Many firms now write about agentic SDLC pipelines. Many talk about them. Many pitch them. Building and operating one that is functional, secure, and reliable enough to run a regulated business on is a different story. It is a craft — years of operating production software, scars from incidents that never made it onto a slide, judgment that compounds across hundreds of deployments. Writing about a pipeline is not building one. Pitching one is not running one. The distance between a published playbook and a pipeline that survives 02:00 on a Sunday is the entire game.
Junior Engineers — Pair-Programming with the Agent
A pipeline that produces only seniors has a fifteen-year half-life. The organisations winning quietly are the ones that took AI savings and reinvested in a junior pipeline — juniors who pair-program with the agent as their daily practice, learn what the agent gets wrong, and become tomorrow’s reviewers. Universities need a mandatory new curriculum on top of the fundamentals: how to develop software with agentic AI. You cannot develop software with AI if you do not know how to develop software.

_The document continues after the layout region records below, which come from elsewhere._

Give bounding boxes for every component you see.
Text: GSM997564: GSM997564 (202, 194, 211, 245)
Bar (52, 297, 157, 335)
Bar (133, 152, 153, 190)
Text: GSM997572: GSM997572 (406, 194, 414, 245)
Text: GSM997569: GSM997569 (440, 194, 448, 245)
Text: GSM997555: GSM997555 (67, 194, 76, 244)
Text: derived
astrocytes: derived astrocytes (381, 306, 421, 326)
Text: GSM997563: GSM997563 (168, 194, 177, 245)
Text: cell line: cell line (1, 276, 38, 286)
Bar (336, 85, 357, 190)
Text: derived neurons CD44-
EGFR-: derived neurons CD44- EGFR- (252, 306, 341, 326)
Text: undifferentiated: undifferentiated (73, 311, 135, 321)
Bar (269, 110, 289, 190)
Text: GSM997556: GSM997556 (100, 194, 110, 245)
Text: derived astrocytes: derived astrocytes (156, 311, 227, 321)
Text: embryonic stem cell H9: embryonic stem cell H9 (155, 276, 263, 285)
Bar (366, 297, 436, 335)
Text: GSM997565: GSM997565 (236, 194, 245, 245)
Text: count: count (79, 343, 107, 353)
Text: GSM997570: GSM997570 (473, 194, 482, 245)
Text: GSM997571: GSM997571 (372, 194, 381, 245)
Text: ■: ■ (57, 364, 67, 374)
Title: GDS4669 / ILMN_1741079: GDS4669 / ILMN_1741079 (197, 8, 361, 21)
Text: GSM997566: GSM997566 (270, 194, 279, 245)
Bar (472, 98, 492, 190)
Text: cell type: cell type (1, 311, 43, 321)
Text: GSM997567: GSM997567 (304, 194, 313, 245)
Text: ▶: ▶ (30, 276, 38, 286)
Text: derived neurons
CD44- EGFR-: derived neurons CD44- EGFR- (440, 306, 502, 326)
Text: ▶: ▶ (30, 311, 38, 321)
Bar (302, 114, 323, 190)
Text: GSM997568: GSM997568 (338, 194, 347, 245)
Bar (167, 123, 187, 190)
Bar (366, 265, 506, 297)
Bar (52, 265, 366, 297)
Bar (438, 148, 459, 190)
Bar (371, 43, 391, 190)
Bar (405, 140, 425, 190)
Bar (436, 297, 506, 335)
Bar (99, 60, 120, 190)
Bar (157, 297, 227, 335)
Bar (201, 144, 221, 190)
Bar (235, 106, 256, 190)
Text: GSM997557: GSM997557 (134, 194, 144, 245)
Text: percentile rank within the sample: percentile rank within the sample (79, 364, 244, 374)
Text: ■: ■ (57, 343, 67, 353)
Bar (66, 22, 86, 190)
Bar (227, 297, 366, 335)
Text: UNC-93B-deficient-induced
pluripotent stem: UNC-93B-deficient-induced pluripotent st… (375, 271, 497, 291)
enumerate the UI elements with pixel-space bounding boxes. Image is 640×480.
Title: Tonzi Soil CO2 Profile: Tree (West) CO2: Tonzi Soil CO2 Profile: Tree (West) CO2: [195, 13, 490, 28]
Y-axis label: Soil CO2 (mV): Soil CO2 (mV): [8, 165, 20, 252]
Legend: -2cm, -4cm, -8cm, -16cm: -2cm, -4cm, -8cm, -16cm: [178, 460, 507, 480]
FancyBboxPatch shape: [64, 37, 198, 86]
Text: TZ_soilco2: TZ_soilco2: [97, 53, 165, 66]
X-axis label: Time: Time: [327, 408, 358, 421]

The organisations that take AI savings straight to the bottom line will find, in five years, that they have nobody who can review what the agents produce — and the agent’s output will be ungoverned.
The Bottom Line
Vibe-coding is not the enemy of software engineering. It is one part of the pipeline that finally got cheap. The other parts — the ones that separate a working demo from a system that can run a regulated business — got more important, not less. A team that ships vibe-coded code into production without engineering discipline is running into a debt schedule it has not yet seen. A consulting firm that sells you a pipeline it has never operated is selling you a slide.
Compression is genuine. Liability did not move. Review is the new bottleneck. The pipeline is the product. The seniors are the moat. The window to acquire one is open now. Sprints went from three weeks to one day. The art is the review.
Engineering is not the bottleneck on the typing. It is the discipline that lets a business defend what came out the other end. The firms that internalise that will be the ones still shipping in 2030. The firms that do not will be the ones whose chatbots get hacked in two hours, and whose strategy decks no longer match the system the business is actually running.